EU Leaders Continue to Wrangle Over Historic Stimulus Bill
European assets are holding their ground this morning despite German Chancellor Merkel downplaying prospects for a deal at the July EU leaders summit which begins today and runs through Saturday. Commenting on the negotiations, Chancellor Merkel characterized the remaining differences among EU members as “very, very great” and advocated a “readiness to compromise.” Dutch Prime Minister Rutte put the odds of a deal this weekend below 50%, though Austrian Chancellor Kurz is expressing optimism. For context, representatives of the so-called “Frugal Four” (Netherlands, Denmark, Sweden, and Austria) continue to push back against the size and composition of the proposed €750 billion-euro Covid-19 recovery package, which is backed by Germany and France. Where the draft plan calls for €500 billion in grants, Frugal Four countries continue to insist the package consist primarily of loans. Negotiations began a month ago at the June EU leaders summit, at which Austrian Chancellor Kurz stated the conservative North’s position on calling for clear time limits and linkages to pandemic recovery to avoid “an entry into a permanent debt union.” German Chancellor Merkel and European Central Bank (ECB) President Lagarde have warned EU leaders that the failure to come to an agreement on stimulus would result in additional market shocks. EU assets are broadly stable today as negotiations were expected to be challenging, with the euro climbing toward one-year highs against the dollar and peripheral sovereign bond yields stable. The Euro Stoxx Index, which has outperformed the S&P 500 over the past two months, with respective gains of 21.9% versus 9.2% over that span, is also steady this morning though banks are underperforming.

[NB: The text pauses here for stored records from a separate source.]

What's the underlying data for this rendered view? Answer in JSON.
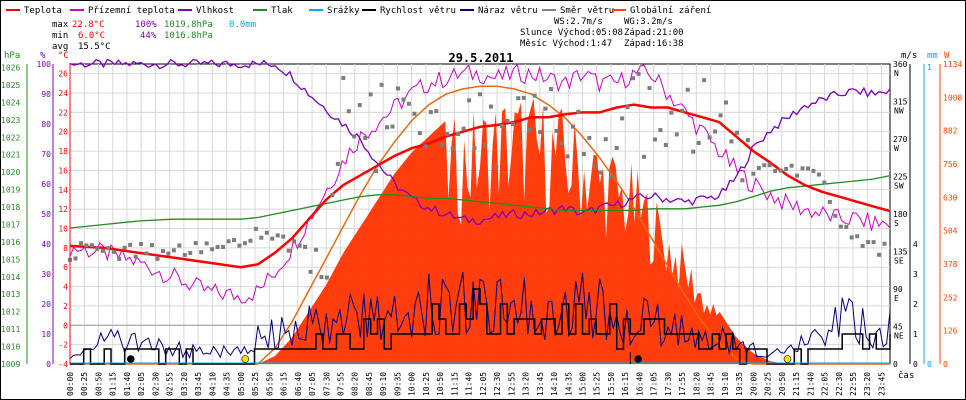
{
  "chart_data": {
    "type": "line",
    "title": "29.5.2011",
    "legend": [
      {
        "name": "Teplota",
        "color": "#ff0000"
      },
      {
        "name": "Přízemní teplota",
        "color": "#cc00cc"
      },
      {
        "name": "Vlhkost",
        "color": "#7f00bf"
      },
      {
        "name": "Tlak",
        "color": "#228b22"
      },
      {
        "name": "Srážky",
        "color": "#00aaff"
      },
      {
        "name": "Rychlost větru",
        "color": "#000000"
      },
      {
        "name": "Náraz větru",
        "color": "#00007f"
      },
      {
        "name": "Směr větru",
        "color": "#808080"
      },
      {
        "name": "Globální záření",
        "color": "#ff4500"
      }
    ],
    "stats": {
      "max_row": {
        "label": "max",
        "temp": "22.8°C",
        "hum": "100%",
        "press": "1019.8hPa",
        "rain": "0.0mm"
      },
      "min_row": {
        "label": "min",
        "temp": "6.0°C",
        "hum": "44%",
        "press": "1016.8hPa"
      },
      "avg_row": {
        "label": "avg",
        "temp": "15.5°C"
      }
    },
    "info": {
      "ws": "WS:2.7m/s",
      "wg": "WG:3.2m/s",
      "sun": "Slunce Východ:05:08",
      "sun_set": "Západ:21:00",
      "moon": "Měsíc  Východ:1:47",
      "moon_set": "Západ:16:38"
    },
    "axes": {
      "hpa_title": "hPa",
      "pct_title": "%",
      "c_title": "°C",
      "ms_title": "m/s",
      "mm_title": "mm",
      "w_title": "W",
      "x_title": "čas",
      "hpa_ticks": [
        "1026",
        "1025",
        "1024",
        "1023",
        "1022",
        "1021",
        "1020",
        "1019",
        "1018",
        "1017",
        "1016",
        "1015",
        "1014",
        "1013",
        "1012",
        "1011",
        "1010",
        "1009"
      ],
      "pct_ticks": [
        "100",
        "90",
        "80",
        "70",
        "60",
        "50",
        "40",
        "30",
        "20",
        "10",
        "0"
      ],
      "temp_ticks": [
        "26",
        "24",
        "22",
        "20",
        "18",
        "16",
        "14",
        "12",
        "10",
        "8",
        "6",
        "4",
        "2",
        "0",
        "-2",
        "-4"
      ],
      "dir_ticks": [
        [
          "360",
          "N"
        ],
        [
          "315",
          "NW"
        ],
        [
          "270",
          "W"
        ],
        [
          "225",
          "SW"
        ],
        [
          "180",
          "S"
        ],
        [
          "135",
          "SE"
        ],
        [
          "90",
          "E"
        ],
        [
          "45",
          "NE"
        ],
        [
          "0",
          ""
        ]
      ],
      "ms_ticks": [
        "4",
        "3",
        "2",
        "1",
        "0"
      ],
      "mm_ticks": [
        "1",
        "0"
      ],
      "w_ticks": [
        "1134",
        "1008",
        "882",
        "756",
        "630",
        "504",
        "378",
        "252",
        "126",
        "0"
      ],
      "x_labels": [
        "00:00",
        "00:25",
        "00:50",
        "01:15",
        "01:40",
        "02:05",
        "02:30",
        "02:55",
        "03:20",
        "03:45",
        "04:10",
        "04:35",
        "05:00",
        "05:25",
        "05:50",
        "06:15",
        "06:40",
        "07:05",
        "07:30",
        "07:55",
        "08:20",
        "08:45",
        "09:10",
        "09:35",
        "10:00",
        "10:25",
        "10:50",
        "11:15",
        "11:40",
        "12:05",
        "12:30",
        "12:55",
        "13:20",
        "13:45",
        "14:10",
        "14:35",
        "15:00",
        "15:25",
        "15:50",
        "16:15",
        "16:40",
        "17:05",
        "17:30",
        "17:55",
        "18:20",
        "18:45",
        "19:10",
        "19:35",
        "20:00",
        "20:25",
        "20:50",
        "21:15",
        "21:40",
        "22:05",
        "22:30",
        "22:55",
        "23:20",
        "23:45"
      ]
    },
    "series": {
      "hours": [
        0,
        1,
        2,
        3,
        4,
        5,
        5.5,
        6,
        6.5,
        7,
        7.5,
        8,
        8.5,
        9,
        9.5,
        10,
        10.5,
        11,
        11.5,
        12,
        12.5,
        13,
        13.5,
        14,
        14.5,
        15,
        15.5,
        16,
        16.5,
        17,
        17.5,
        18,
        18.5,
        19,
        19.5,
        20,
        20.5,
        21,
        21.5,
        22,
        22.5,
        23,
        23.5,
        24
      ],
      "temperature_c": [
        8.2,
        8.0,
        7.5,
        7.0,
        6.5,
        6.0,
        6.3,
        7.5,
        9.0,
        11.0,
        13.0,
        14.5,
        15.5,
        16.5,
        17.5,
        18.3,
        18.8,
        19.5,
        20.0,
        20.5,
        20.7,
        21.0,
        21.5,
        21.5,
        21.8,
        22.0,
        22.0,
        22.5,
        22.8,
        22.5,
        22.5,
        22.0,
        21.5,
        21.0,
        19.5,
        18.0,
        16.8,
        15.5,
        14.5,
        13.8,
        13.3,
        12.8,
        12.3,
        11.8
      ],
      "ground_temp_c": [
        8.0,
        7.5,
        6.5,
        5.0,
        3.5,
        3.0,
        3.5,
        5.5,
        8.0,
        11.0,
        14.0,
        17.0,
        19.5,
        21.0,
        22.5,
        24.0,
        25.0,
        25.5,
        26.0,
        26.0,
        25.5,
        26.0,
        26.0,
        25.5,
        25.0,
        26.0,
        25.0,
        25.0,
        26.0,
        26.0,
        24.0,
        22.0,
        20.0,
        18.0,
        16.0,
        14.5,
        13.5,
        12.5,
        12.0,
        11.5,
        11.0,
        11.0,
        10.5,
        10.5
      ],
      "humidity_pct": [
        100,
        100,
        100,
        100,
        100,
        100,
        100,
        100,
        96,
        90,
        85,
        80,
        75,
        67,
        60,
        55,
        52,
        50,
        48,
        48,
        49,
        50,
        50,
        51,
        52,
        50,
        52,
        53,
        55,
        56,
        55,
        54,
        55,
        56,
        62,
        72,
        78,
        82,
        86,
        88,
        90,
        91,
        90,
        91
      ],
      "pressure_hpa": [
        1016.8,
        1017.0,
        1017.2,
        1017.3,
        1017.3,
        1017.3,
        1017.4,
        1017.6,
        1017.8,
        1018.0,
        1018.2,
        1018.4,
        1018.6,
        1018.7,
        1018.7,
        1018.6,
        1018.5,
        1018.5,
        1018.4,
        1018.3,
        1018.2,
        1018.1,
        1018.0,
        1017.9,
        1017.8,
        1017.8,
        1017.8,
        1017.8,
        1017.8,
        1017.9,
        1017.9,
        1017.9,
        1018.0,
        1018.1,
        1018.3,
        1018.6,
        1018.9,
        1019.1,
        1019.2,
        1019.3,
        1019.4,
        1019.5,
        1019.6,
        1019.8
      ],
      "wind_dir_deg": [
        135,
        135,
        135,
        135,
        140,
        145,
        155,
        150,
        145,
        140,
        135,
        300,
        290,
        285,
        280,
        310,
        300,
        305,
        295,
        300,
        290,
        285,
        260,
        300,
        290,
        280,
        270,
        265,
        300,
        285,
        280,
        270,
        300,
        290,
        240,
        235,
        230,
        230,
        225,
        225,
        160,
        150,
        140,
        140
      ],
      "wind_speed_ms": [
        0.1,
        0.3,
        0.4,
        0.2,
        0.2,
        0.1,
        0.3,
        0.4,
        0.5,
        0.8,
        0.6,
        1.1,
        1.0,
        1.2,
        0.9,
        1.3,
        1.5,
        1.4,
        1.6,
        1.5,
        1.3,
        1.6,
        1.5,
        1.4,
        1.3,
        1.5,
        1.4,
        1.2,
        1.1,
        1.2,
        1.0,
        0.8,
        0.7,
        0.6,
        0.4,
        0.3,
        0.2,
        0.2,
        0.3,
        0.5,
        0.8,
        0.9,
        0.6,
        0.8
      ],
      "wind_gust_ms": [
        0.5,
        1.0,
        0.8,
        0.6,
        0.5,
        0.5,
        1.0,
        1.2,
        1.4,
        1.5,
        1.3,
        2.0,
        1.8,
        2.2,
        1.9,
        2.4,
        2.6,
        2.5,
        2.8,
        2.4,
        2.3,
        2.6,
        2.5,
        2.2,
        2.1,
        2.4,
        2.2,
        1.9,
        1.7,
        1.8,
        1.5,
        1.3,
        1.1,
        1.0,
        0.8,
        0.6,
        0.4,
        0.5,
        0.9,
        1.4,
        1.8,
        1.6,
        1.2,
        1.5
      ],
      "radiation_w_m2": [
        0,
        0,
        0,
        0,
        0,
        0,
        0,
        30,
        100,
        200,
        300,
        420,
        520,
        620,
        720,
        800,
        860,
        920,
        960,
        1000,
        1040,
        1060,
        1040,
        1020,
        980,
        940,
        880,
        820,
        760,
        680,
        560,
        440,
        320,
        200,
        100,
        40,
        10,
        0,
        0,
        0,
        0,
        0,
        0,
        0
      ],
      "radiation_clear_sky_w_m2": [
        0,
        0,
        0,
        0,
        0,
        0,
        0,
        60,
        160,
        280,
        400,
        520,
        640,
        750,
        840,
        920,
        980,
        1020,
        1040,
        1050,
        1050,
        1040,
        1020,
        980,
        930,
        860,
        780,
        690,
        590,
        480,
        370,
        260,
        160,
        80,
        20,
        0,
        0,
        0,
        0,
        0,
        0,
        0,
        0,
        0
      ],
      "rain_mm": [
        0,
        0,
        0,
        0,
        0,
        0,
        0,
        0,
        0,
        0,
        0,
        0,
        0,
        0,
        0,
        0,
        0,
        0,
        0,
        0,
        0,
        0,
        0,
        0,
        0,
        0,
        0,
        0,
        0,
        0,
        0,
        0,
        0,
        0,
        0,
        0,
        0,
        0,
        0,
        0,
        0,
        0,
        0,
        0
      ]
    },
    "ranges": {
      "temp_c": [
        -4,
        27
      ],
      "humidity_pct": [
        0,
        100
      ],
      "pressure_hpa": [
        1009,
        1026.2
      ],
      "wind_dir_deg": [
        0,
        360
      ],
      "wind_ms": [
        0,
        4
      ],
      "radiation_w_m2": [
        0,
        1134
      ],
      "hours": [
        0,
        24
      ]
    },
    "markers": [
      {
        "kind": "moon-rise",
        "hour": 1.78,
        "color": "#000000"
      },
      {
        "kind": "sun-rise",
        "hour": 5.13,
        "color": "#ffdd00"
      },
      {
        "kind": "moon-set",
        "hour": 16.63,
        "color": "#000000"
      },
      {
        "kind": "sun-set",
        "hour": 21.0,
        "color": "#ffdd00"
      }
    ]
  }
}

US Pandemic Relief Bill Negotiations Heat Up – Headlines yesterday suggested that President Trump will hold firm to his demand for a payroll tax cut to be featured in this upcoming pandemic relief package, which is being drafted primarily by Senate Majority Leader McConnell. A similar demand was not met in the $2.2 trillion CARES Act, which was passed in late March. One report also indicated that National Economic Council Director Kudlow is backing the payroll tax cut while Treasury Secretary Mnuchin is advocating stimulus checks and extended unemployment benefits. The first draft is set to be released next week.
Looking Ahead – Next week is dominated by ongoing US corporate earnings reporting, with the calendar featuring results from IBM, Halliburton, Coca-Cola, Lockheed Martin, Snap, Capital One, KeyCorp, Northern Trust, CSX, Tesla, Microsoft, Southwest Airlines, AT&T, Twitter, American Airlines, Honeywell, Verizon, Schlumberger, Royal Caribbean, and Intel. On the economic data front, preliminary global purchasing managers’ indexes (PMIs) for July will be scrutinized for signals on the health of the ongoing economic recovery.